Environ 5.000 mineurs étrangers non-accompagnés (Mena) ont cherché refuge en Belgique l’année passée. Que deviennent-ils ensuite ? Dans un premier temps, ils séjournent dans un Centre d'orientation et d'observation de l'Agence fédérale pour l'accueil des demandeurs d'asile (Fedasil). Le but de ce séjour est double : définir si les jeunes sont effectivement non accompagnés et mineurs d'âge (un test osseux est imposé si un doute persiste), puis dresser une première esquisse de leur profil social, médical et psychologique pour les orienter vers la structure d'accueil la plus adaptée à leurs besoins.

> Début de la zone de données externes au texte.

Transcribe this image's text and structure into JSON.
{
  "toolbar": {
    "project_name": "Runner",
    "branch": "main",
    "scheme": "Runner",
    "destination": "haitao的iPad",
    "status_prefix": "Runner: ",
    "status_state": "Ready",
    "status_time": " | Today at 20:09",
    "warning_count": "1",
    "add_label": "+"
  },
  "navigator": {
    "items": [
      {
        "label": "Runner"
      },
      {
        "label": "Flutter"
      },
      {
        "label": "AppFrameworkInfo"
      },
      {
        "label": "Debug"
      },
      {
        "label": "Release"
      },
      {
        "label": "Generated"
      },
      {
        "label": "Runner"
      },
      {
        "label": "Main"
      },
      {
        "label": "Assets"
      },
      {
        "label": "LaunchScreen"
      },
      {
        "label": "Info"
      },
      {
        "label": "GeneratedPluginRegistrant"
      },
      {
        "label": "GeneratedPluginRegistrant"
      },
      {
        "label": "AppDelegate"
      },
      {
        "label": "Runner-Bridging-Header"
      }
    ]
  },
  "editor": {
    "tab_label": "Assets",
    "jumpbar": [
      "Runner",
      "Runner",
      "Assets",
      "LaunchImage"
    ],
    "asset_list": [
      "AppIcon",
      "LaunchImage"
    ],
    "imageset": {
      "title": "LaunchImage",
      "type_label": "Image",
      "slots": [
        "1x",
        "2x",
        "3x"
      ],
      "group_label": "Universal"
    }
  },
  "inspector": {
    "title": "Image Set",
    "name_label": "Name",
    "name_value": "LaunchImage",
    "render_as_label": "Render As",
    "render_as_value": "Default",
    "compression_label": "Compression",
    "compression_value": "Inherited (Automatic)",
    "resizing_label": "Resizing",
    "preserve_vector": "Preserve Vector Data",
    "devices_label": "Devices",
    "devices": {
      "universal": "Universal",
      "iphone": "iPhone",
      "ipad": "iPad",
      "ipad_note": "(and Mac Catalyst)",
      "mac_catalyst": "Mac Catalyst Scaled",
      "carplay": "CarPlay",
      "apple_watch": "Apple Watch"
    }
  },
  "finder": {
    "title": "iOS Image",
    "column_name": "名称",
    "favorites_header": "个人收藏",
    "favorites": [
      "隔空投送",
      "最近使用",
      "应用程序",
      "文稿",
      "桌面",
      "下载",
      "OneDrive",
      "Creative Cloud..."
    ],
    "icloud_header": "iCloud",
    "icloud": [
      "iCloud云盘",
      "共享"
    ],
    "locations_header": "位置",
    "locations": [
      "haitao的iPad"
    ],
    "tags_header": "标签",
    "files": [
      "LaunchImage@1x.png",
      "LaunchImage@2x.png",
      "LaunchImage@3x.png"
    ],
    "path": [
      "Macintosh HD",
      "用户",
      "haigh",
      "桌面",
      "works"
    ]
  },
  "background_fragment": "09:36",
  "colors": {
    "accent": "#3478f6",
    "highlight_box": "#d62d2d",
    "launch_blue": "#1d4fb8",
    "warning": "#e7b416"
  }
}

Ensuite, direction une structure d'accueil collective, où pendant quatre à douze mois, ils expérimenteront la vie en communauté, accompagnés d'éducateurs qui les épauleront dans leur parcours scolaire et les prépareront à une vie autonome.

Enfin, le grand pas : l'autonomie accompagnée. Les plus de seize ans peuvent être orientés vers une structure d'accueil individuelle, telle une Initiative locale d'accueil (ILA), vers un logement privé organisé par un CPAS, ou dans un centre de l'Aide à la jeunesse si l'enfant requiert un service spécifique (jeunes filles mères, victimes de la traite…).

Un tuteur assure l'intérêt supérieur de l'enfant dans les prises de décisions.

Une procédure secouante

Conjointement au parcours d'accueil, le Mena introduit son dossier auprès des autorités belges. Sur papier, la procédure semble simple. En pratique, par contre, elle se révèle secouante… "J'en garde un souvenir négatif, partage Lailah, arrivée du Rwanda à 16 ans avec son petit frère dont elle est responsable. C'était très long, très compliqué… Nous sommes restés en attente de régularisation durant quatre ans dans les centres Fedasil et Croix-Rouge. Nous vivions dans une perpétuelle incertitude. Il fallait tenir bon, gérer nos angoisses, nous rassurer mutuellement."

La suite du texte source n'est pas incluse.